You know, like when you said “The extent to which one wants to be accommodated, they should accommodate” (or some such)?
*Actually I do not care if you prefer a partner who shaves their legs. I mean, I think you’re a tool for thinking it, but I don’t CARE about any of your preferences. This is just you being ignorant (maybe willfully?) of how it is an absurd double standard.
Good night to the rest of you! I think you’re awesome. Imma sleep instead of continuing to repeat the same goddamn argument I made in my first post this thread.
And Diogenes slams closed the other half of the women’s grooming trap. It’s the half that’s marked: “Why are women so shallow and self-obsessed? They take FOREVER to do their stupid women things and they get in the way of men and boys doing necessary things, like urinating or leaving the house at an appropriate hour!”
Grumbly Tumbly:
I have no idea what you’re referencing.
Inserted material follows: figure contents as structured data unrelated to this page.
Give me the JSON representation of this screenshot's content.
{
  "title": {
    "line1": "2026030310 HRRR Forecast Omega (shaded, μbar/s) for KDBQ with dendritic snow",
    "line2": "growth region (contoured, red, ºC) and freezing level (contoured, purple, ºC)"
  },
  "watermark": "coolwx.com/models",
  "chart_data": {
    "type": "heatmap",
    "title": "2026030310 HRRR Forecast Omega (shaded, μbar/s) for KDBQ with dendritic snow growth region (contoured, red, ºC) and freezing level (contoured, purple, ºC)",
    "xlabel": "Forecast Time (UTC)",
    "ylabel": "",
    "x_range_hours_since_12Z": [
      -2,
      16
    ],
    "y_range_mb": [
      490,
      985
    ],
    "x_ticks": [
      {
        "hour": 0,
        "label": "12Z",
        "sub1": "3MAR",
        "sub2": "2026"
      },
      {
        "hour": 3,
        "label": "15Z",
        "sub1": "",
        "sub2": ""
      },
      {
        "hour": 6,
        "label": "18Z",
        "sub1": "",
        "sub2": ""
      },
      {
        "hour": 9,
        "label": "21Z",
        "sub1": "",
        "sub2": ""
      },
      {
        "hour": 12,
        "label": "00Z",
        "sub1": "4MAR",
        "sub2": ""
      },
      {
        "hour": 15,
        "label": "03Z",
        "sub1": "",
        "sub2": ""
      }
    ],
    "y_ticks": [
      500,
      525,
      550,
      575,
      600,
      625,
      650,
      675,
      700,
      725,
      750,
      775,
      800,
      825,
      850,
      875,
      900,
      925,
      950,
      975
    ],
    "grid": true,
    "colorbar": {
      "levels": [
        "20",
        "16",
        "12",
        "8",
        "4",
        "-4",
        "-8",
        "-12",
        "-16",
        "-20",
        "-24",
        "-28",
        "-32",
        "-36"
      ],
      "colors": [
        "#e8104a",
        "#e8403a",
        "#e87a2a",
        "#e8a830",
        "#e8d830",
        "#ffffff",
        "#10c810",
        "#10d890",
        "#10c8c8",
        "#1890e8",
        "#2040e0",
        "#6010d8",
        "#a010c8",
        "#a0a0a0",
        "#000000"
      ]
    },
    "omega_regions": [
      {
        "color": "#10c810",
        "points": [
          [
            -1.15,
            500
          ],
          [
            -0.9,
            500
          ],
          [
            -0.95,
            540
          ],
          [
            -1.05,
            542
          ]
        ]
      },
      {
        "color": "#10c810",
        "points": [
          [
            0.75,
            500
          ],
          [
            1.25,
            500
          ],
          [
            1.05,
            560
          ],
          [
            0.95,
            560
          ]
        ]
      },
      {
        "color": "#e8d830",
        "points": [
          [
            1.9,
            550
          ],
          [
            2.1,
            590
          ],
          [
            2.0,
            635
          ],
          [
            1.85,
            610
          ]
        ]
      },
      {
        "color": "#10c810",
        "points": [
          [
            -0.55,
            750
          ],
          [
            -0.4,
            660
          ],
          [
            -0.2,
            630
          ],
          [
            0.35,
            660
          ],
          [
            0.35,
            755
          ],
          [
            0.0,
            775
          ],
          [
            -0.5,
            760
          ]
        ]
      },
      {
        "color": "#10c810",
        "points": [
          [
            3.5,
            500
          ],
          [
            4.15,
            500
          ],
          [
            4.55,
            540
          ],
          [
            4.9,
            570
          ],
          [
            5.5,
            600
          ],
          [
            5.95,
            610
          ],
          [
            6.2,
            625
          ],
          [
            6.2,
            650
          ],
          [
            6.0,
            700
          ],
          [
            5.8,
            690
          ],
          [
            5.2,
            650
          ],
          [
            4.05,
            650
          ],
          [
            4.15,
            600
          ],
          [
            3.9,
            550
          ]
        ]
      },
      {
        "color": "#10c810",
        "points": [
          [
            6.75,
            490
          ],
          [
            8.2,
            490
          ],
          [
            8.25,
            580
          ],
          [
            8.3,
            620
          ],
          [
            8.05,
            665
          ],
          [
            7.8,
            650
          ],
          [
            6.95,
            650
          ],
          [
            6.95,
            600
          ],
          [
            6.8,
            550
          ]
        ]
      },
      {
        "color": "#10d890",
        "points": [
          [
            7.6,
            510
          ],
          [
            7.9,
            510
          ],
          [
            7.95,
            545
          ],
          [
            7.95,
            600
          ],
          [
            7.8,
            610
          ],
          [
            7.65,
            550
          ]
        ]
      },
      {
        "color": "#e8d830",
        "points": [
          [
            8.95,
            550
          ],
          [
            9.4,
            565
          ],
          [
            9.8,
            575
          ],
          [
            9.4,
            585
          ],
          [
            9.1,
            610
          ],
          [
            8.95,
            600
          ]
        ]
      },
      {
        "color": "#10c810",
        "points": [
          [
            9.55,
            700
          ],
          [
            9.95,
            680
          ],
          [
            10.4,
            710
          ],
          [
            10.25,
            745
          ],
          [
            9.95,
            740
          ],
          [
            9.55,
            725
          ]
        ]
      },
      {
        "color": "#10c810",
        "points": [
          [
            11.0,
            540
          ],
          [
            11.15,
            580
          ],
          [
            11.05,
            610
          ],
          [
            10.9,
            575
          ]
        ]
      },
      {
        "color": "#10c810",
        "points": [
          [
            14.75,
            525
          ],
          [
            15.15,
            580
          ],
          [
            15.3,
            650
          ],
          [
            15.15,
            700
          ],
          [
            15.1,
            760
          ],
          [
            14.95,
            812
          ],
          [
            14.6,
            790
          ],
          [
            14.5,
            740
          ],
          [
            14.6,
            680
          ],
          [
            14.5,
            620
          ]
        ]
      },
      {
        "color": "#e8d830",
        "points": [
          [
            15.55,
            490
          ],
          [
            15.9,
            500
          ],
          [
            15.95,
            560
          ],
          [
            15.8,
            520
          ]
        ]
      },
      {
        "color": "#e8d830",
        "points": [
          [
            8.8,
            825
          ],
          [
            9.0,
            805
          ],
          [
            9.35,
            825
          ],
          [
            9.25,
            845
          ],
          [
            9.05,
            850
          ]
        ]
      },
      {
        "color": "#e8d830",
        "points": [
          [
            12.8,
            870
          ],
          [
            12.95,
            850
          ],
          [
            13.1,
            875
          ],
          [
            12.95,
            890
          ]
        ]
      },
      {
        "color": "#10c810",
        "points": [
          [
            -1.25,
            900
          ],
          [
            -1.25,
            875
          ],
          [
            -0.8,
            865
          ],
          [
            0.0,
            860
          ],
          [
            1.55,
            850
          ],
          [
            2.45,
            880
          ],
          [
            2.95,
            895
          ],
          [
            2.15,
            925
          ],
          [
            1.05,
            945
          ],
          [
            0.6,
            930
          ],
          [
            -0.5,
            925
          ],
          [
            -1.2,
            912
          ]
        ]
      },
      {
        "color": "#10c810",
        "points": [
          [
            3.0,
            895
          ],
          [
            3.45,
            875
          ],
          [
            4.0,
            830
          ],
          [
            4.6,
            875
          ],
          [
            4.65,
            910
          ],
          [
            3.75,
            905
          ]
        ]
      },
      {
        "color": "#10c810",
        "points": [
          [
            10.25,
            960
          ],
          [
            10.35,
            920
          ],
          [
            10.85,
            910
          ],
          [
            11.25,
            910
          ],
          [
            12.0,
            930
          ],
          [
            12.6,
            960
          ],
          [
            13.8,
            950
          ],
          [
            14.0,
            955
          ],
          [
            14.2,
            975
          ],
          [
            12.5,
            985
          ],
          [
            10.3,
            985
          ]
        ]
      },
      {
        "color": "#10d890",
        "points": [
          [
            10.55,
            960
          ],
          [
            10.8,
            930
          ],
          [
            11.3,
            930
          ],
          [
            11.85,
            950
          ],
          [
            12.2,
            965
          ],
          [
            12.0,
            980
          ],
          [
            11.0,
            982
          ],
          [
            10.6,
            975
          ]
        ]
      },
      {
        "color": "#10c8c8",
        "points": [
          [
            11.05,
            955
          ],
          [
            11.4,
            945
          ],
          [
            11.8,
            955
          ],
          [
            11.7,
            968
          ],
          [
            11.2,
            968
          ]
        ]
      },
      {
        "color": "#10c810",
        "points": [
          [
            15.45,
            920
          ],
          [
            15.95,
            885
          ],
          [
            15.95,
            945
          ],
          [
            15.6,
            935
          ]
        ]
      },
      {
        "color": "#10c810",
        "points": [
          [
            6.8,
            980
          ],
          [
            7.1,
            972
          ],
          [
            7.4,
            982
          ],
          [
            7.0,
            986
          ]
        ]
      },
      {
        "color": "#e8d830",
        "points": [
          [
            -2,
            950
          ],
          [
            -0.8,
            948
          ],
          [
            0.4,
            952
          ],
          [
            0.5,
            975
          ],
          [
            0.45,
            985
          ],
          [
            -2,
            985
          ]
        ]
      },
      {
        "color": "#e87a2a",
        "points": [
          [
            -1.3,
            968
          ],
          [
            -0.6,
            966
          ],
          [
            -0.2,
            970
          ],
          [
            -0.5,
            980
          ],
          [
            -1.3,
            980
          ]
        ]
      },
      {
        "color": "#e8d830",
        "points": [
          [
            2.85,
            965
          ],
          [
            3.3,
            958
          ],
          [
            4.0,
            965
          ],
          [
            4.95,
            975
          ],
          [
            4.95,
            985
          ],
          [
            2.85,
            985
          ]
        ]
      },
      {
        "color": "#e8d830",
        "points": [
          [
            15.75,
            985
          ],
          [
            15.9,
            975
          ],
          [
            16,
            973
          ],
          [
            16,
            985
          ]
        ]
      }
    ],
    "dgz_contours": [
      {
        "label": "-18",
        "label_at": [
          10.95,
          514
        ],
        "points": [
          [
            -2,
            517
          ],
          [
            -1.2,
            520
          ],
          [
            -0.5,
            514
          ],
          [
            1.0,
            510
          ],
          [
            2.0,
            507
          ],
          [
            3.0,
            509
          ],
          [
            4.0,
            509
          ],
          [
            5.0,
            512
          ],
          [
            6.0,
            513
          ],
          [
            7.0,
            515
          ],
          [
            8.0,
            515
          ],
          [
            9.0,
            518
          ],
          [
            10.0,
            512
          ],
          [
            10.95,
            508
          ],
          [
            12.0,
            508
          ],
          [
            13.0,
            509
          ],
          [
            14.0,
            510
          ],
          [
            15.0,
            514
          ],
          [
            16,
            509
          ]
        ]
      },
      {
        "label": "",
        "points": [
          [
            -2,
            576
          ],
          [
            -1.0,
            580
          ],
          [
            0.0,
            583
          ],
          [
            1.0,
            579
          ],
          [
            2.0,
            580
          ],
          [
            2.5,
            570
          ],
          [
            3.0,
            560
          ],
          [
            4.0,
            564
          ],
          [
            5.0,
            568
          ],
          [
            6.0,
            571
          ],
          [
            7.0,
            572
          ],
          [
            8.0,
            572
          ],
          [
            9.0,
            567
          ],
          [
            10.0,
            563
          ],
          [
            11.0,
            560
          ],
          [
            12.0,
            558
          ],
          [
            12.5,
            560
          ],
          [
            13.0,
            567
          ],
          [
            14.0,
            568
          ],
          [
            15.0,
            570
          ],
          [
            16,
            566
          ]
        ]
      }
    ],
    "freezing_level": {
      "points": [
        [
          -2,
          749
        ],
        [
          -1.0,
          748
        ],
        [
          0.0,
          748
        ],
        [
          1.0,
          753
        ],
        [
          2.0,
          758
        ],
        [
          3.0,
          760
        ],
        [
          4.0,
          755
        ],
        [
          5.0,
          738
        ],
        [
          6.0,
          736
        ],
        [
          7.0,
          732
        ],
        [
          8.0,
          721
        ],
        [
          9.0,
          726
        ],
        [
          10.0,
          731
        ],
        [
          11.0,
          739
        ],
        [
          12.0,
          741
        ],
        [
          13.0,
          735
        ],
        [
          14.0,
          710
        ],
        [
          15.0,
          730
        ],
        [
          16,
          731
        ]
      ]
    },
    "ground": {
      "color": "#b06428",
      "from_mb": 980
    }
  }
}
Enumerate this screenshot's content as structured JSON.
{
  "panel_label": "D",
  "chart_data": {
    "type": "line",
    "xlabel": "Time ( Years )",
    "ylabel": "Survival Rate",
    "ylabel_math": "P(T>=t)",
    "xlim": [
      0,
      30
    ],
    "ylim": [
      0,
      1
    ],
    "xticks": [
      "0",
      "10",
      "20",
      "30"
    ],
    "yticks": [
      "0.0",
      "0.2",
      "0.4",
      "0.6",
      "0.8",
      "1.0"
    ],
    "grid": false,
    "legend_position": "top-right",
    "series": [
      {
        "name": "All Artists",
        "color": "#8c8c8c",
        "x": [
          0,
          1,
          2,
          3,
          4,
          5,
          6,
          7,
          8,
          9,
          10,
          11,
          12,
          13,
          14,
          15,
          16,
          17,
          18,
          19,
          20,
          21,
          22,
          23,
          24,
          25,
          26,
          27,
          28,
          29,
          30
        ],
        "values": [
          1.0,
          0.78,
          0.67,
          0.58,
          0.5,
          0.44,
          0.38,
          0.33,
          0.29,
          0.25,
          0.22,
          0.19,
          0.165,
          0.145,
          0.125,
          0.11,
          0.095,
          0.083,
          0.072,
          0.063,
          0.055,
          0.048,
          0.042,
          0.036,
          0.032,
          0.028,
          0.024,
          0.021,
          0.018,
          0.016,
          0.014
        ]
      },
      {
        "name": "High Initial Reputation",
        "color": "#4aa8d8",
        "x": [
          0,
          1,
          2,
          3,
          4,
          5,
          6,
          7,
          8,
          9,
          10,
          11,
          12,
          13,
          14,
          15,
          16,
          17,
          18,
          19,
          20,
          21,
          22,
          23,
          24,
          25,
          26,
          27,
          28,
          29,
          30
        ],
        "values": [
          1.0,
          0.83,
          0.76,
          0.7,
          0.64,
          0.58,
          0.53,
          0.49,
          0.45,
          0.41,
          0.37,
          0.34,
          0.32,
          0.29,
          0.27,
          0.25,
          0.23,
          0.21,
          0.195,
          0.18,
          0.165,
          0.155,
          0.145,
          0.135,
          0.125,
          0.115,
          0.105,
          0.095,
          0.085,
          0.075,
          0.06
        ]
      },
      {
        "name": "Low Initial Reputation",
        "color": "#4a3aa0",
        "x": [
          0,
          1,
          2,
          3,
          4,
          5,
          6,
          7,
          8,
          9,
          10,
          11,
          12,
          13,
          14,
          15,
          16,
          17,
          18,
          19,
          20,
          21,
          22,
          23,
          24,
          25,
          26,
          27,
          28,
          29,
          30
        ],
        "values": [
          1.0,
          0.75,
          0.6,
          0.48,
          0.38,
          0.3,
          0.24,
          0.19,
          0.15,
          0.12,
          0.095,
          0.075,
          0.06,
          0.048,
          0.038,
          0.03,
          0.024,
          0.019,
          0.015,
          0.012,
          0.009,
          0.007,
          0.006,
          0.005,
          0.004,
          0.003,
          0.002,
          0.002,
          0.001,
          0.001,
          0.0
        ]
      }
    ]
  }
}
Sex that isn’t the best sex I’ve ever had in my whole life only sets me back… like, an hour? Sex that I am not enjoying costs me much less time, because I ask my partner to stop. What is sex that isn’t “perfect” (i.e. with women with visible leg hair) costing you, exactly?
Niters pseudo_star!
Viscaria – he hasn’t even told us what makes sex perfect, apart from how it has to have so much preparation and (I suspect) performance anxiety involved. Or, at the least, constant glances in the mirror to make sure one doesn’t get one’s hair mussed.
Notice how it has to be “perfect” or it’s some sort of terrible rapid fumble that has to take place in the dark? There are no alternatives, apparently. Sex that’s impromptu or a bit of fun or outright silly or just for comfort (cuddles plus) doesn’t get a look in. Which is kinda sad, given how much pleasure and love can be shared those ways.
Heaven forbid a child or a pet come in and interrupt things, too!
*Waves* I unlurked a few hours ago and have been trying to catch up on this thread but I gave up like half-way through. Don’t know what I missed but I wanted to say wish I’d had this blog a year ago when my (now ex-)BF pulled a big guilt trip on me for shaving my armpits…..
Oh, he kept insisting that sure, it was my body and all, but shouldn’t I have taken his feelings into consideration?
My armpit hair.
Not as if his controlling, entitled behavior ended there…. The more I read, the more I realize what a borderline NiceGuy™, MRA, truly manipulative, narcissistic person he was. I thought it was just him. I thought I was going crazy.
Btw, thanks to those of you who wondered about the fedoras; they’re one of my favorite hats too and it was pissing me off that NiceGuys™ had put the taint *cough* on them.
Also I like tea.
@Kitteh: “…a bit of fun or outright silly or just for comfort…” Those moments are the best! Pity those who have no idea what we’re talking about.
Shut up, Cynic.
Another bee commenter! What can be attracting you all? It must be our sweet dispositions! (Pause for laughter and applause).
Sorry you had to deal with that guy, ugh. It sounds like you’re well rid of him.